You’re writing good code, and you’re writing unit tests. You feel confident. But you still need external testing, the question I got asked a lot by our testing team was how do I test this story, where do I do that? And you can understand why.

We had built a suite of integration Microservices, that you could put into 2 groups; “smart services”, which exposed APIs that do specific jobs and “pipeline services”, which glued together calls to the different smart services (usually in a very specific order) in order to a complete a business task. Despite this, we still found at certain points we got swamped by the amount of test effort required to test every single Microservice. It created a lot of noise within the team.

What helped us was to identify the right Microservices that could be externally tested. Helping to focus the teams effort and reducing the noise of defects that may never occur.

It’s Broken … Somewhere

By their very nature Microservices are a distributed architecture. This brings its challenges when debugging issues; Where do you look? You get told one of your APIs is throwing an error. With the Java “monolith” you had a had a stacktrace that you could work your way down and find the line of code that caused the error.

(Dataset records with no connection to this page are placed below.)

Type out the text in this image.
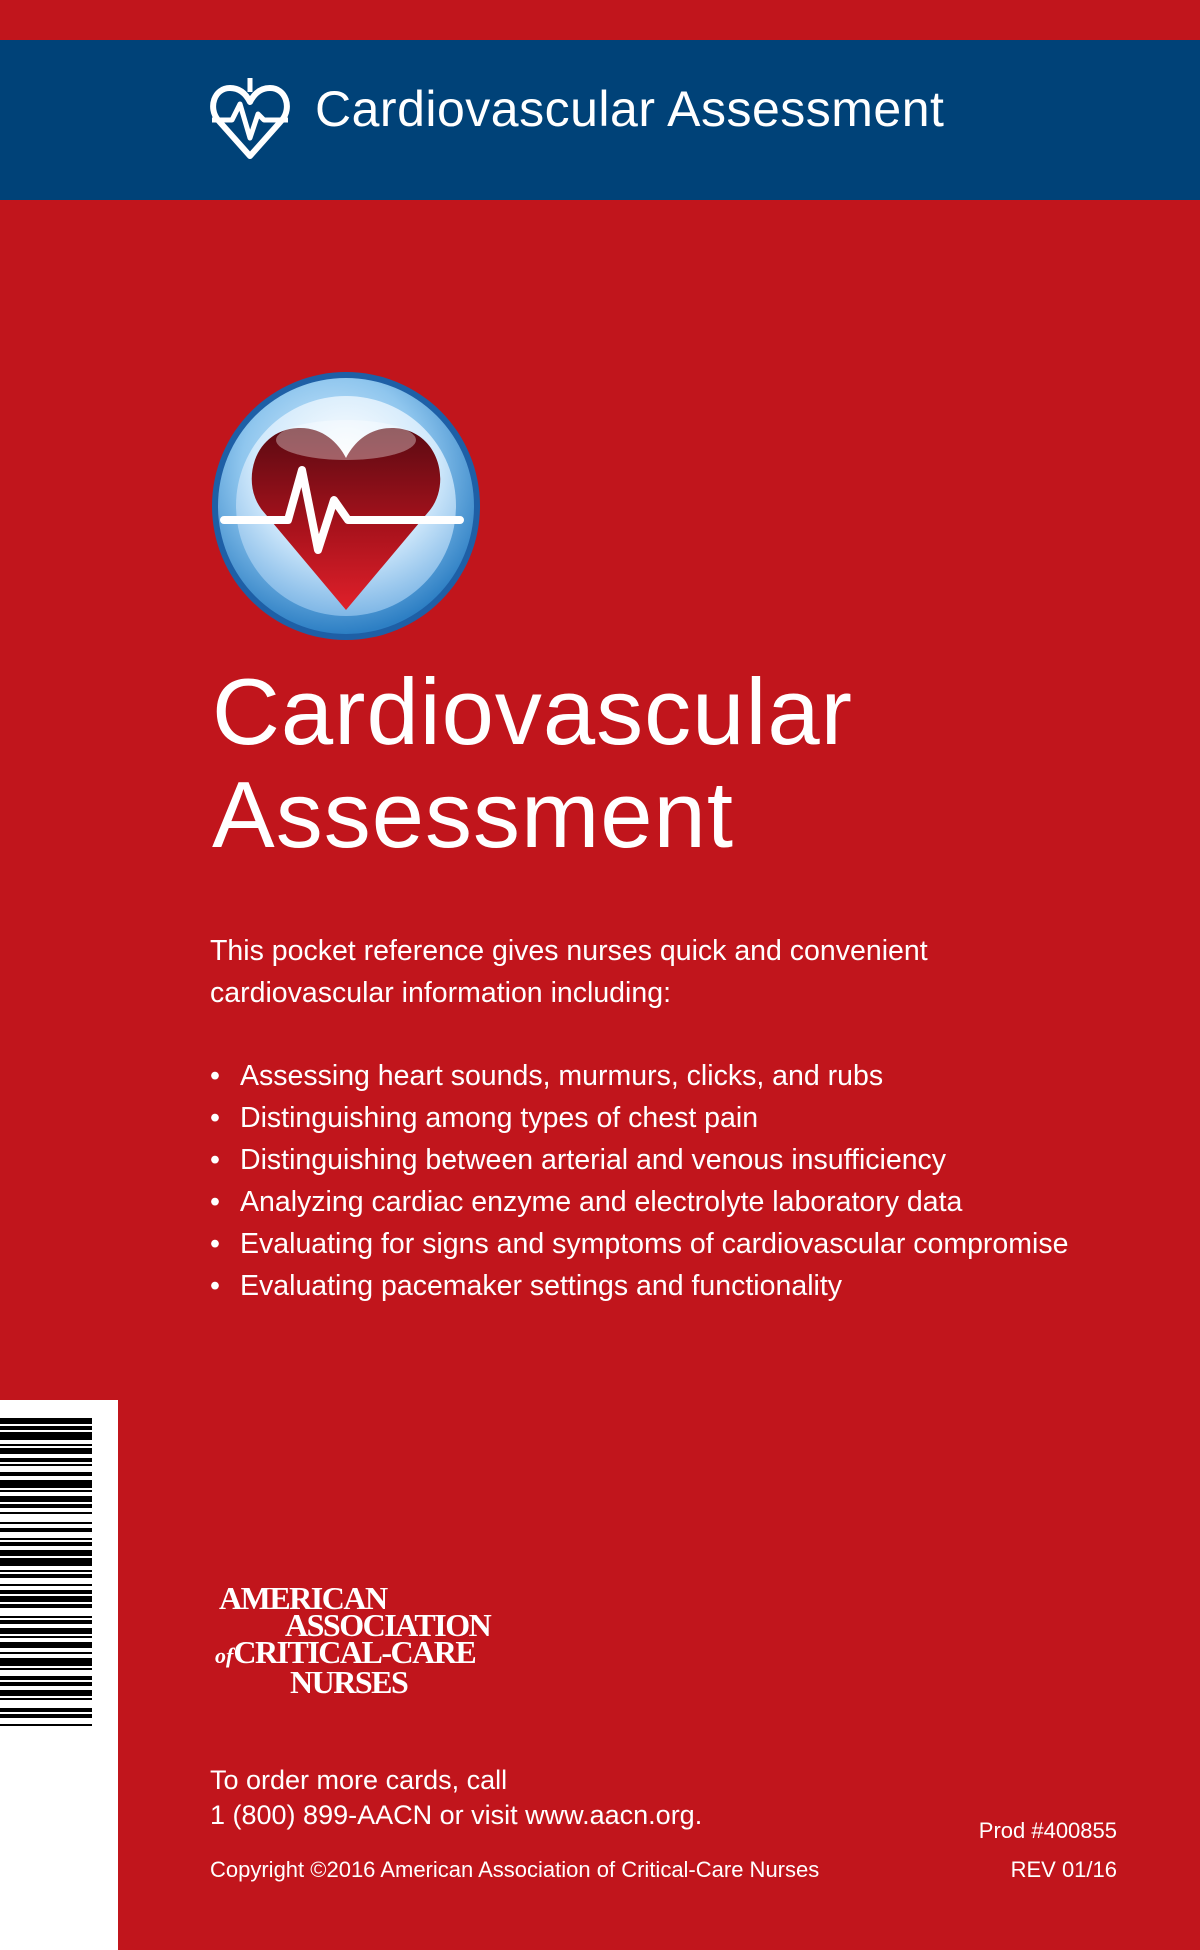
Cardiovascular Assessment
Cardiovascular
Assessment

This pocket reference gives nurses quick and convenient cardiovascular information including:

• Assessing heart sounds, murmurs, clicks, and rubs
• Distinguishing among types of chest pain
• Distinguishing between arterial and venous insufficiency
• Analyzing cardiac enzyme and electrolyte laboratory data
• Evaluating for signs and symptoms of cardiovascular compromise
• Evaluating pacemaker settings and functionality
AMERICAN
ASSOCIATION
ofCRITICAL-CARE
NURSES

To order more cards, call
1 (800) 899-AACN or visit www.aacn.org.

Prod #400855
Copyright ©2016 American Association of Critical-Care Nurses	REV 01/16
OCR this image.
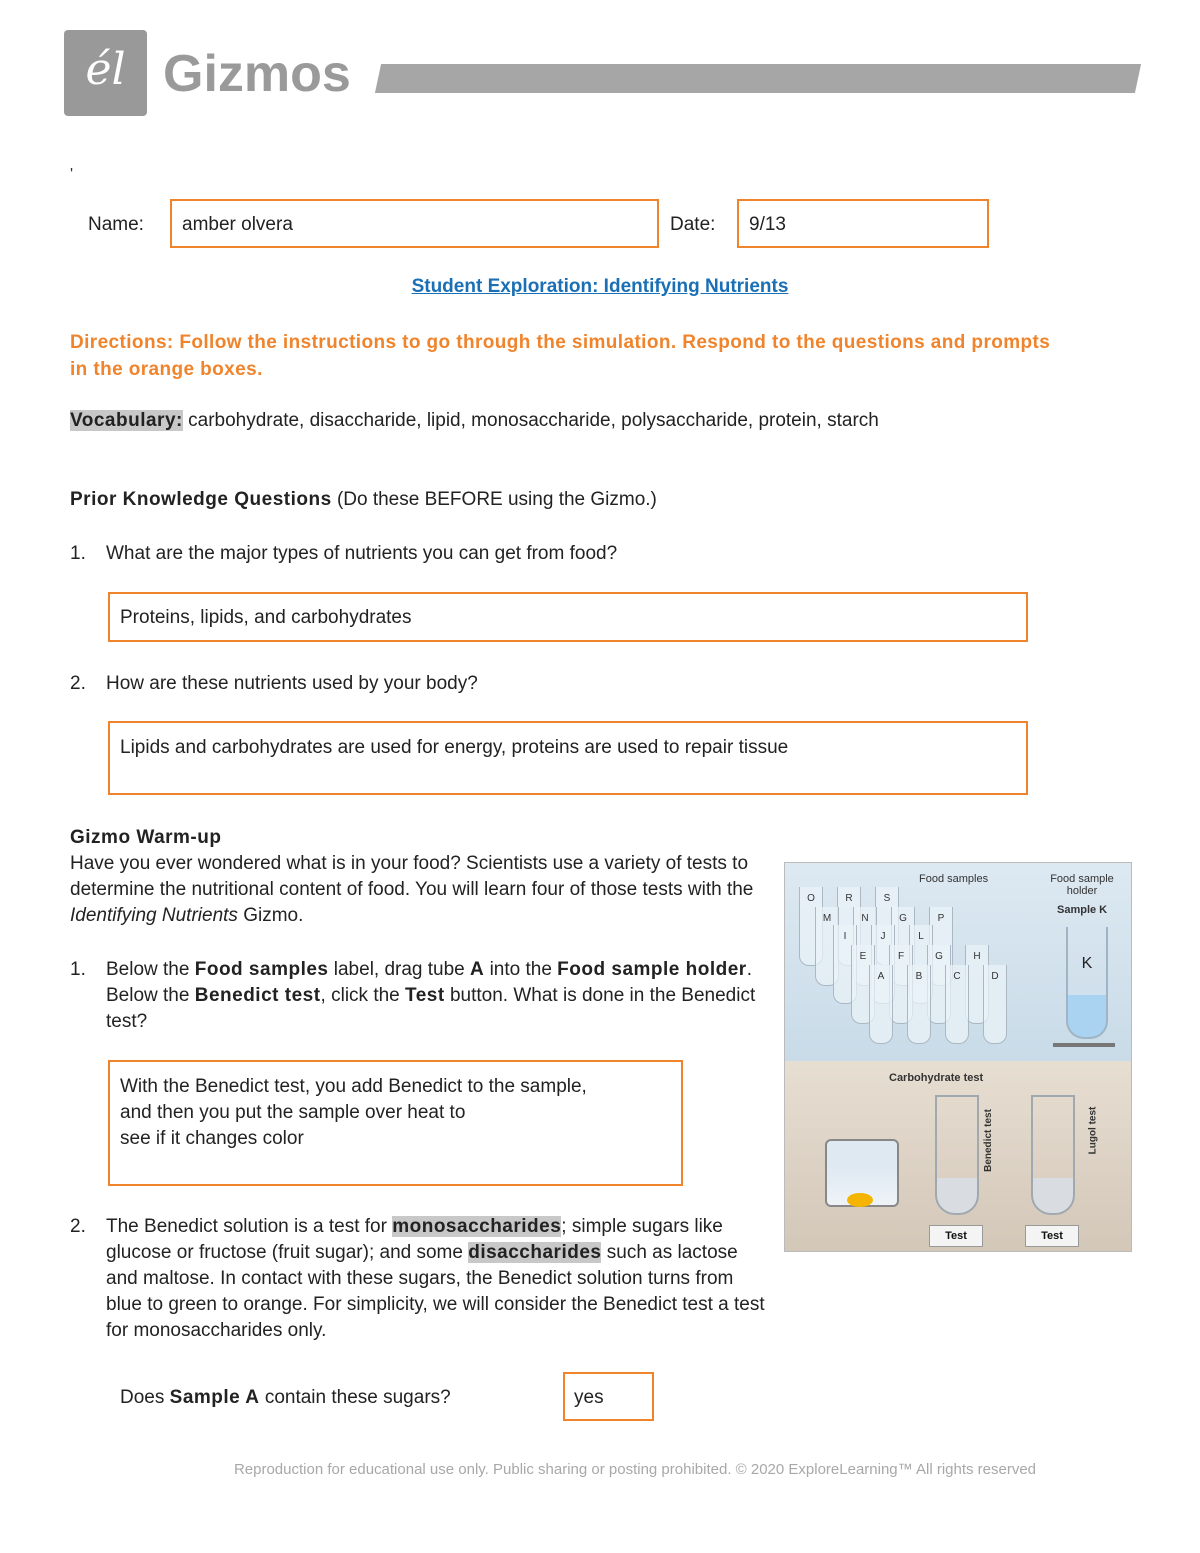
él Gizmos
'
Name: amber olvera	Date: 9/13
Student Exploration: Identifying Nutrients
Directions: Follow the instructions to go through the simulation. Respond to the questions and prompts in the orange boxes.
Vocabulary: carbohydrate, disaccharide, lipid, monosaccharide, polysaccharide, protein, starch
Prior Knowledge Questions (Do these BEFORE using the Gizmo.)
1. What are the major types of nutrients you can get from food?
Proteins, lipids, and carbohydrates
2. How are these nutrients used by your body?
Lipids and carbohydrates are used for energy, proteins are used to repair tissue
Gizmo Warm-up
Have you ever wondered what is in your food? Scientists use a variety of tests to determine the nutritional content of food. You will learn four of those tests with the Identifying Nutrients Gizmo.
1. Below the Food samples label, drag tube A into the Food sample holder. Below the Benedict test, click the Test button. What is done in the Benedict test?
With the Benedict test, you add Benedict to the sample,
and then you put the sample over heat to
see if it changes color
2. The Benedict solution is a test for monosaccharides; simple sugars like glucose or fructose (fruit sugar); and some disaccharides such as lactose and maltose. In contact with these sugars, the Benedict solution turns from blue to green to orange. For simplicity, we will consider the Benedict test a test for monosaccharides only.
Does Sample A contain these sugars?	yes
Food samples	Food sample holder
Sample K
O	R	S
M	N	G	P
I	J	L
E	F	G	H
A	B	C	D
K
Carbohydrate test
Benedict test	Lugol test
Test	Test
Reproduction for educational use only. Public sharing or posting prohibited. © 2020 ExploreLearning™ All rights reserved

But with Microservices it could be anywhere, especially when your service calls multiple down-stream services, and in some cases in parallel.

So where do you start?

Something simple that developers can overlook is logging and logging the right details, you need to be able to trace a message from it’s entry point to everywhere it gets routed, so having some key data that makes a message unique and “searchable” is a major plus point. Additionally don’t just log on errors, you want to know to where it went and how it got to be there. Monitoring is also a big winner for us; knowing if services are running and performing within norms helps identify issues. We’re using Codahale metrics outputting to Graphite and Graphana, but to get a runtime view we’re moving towards implementing Netflix’s Hystrix Dashboard with Turbine in order to see how all our Microservices and their dependencies are behaving.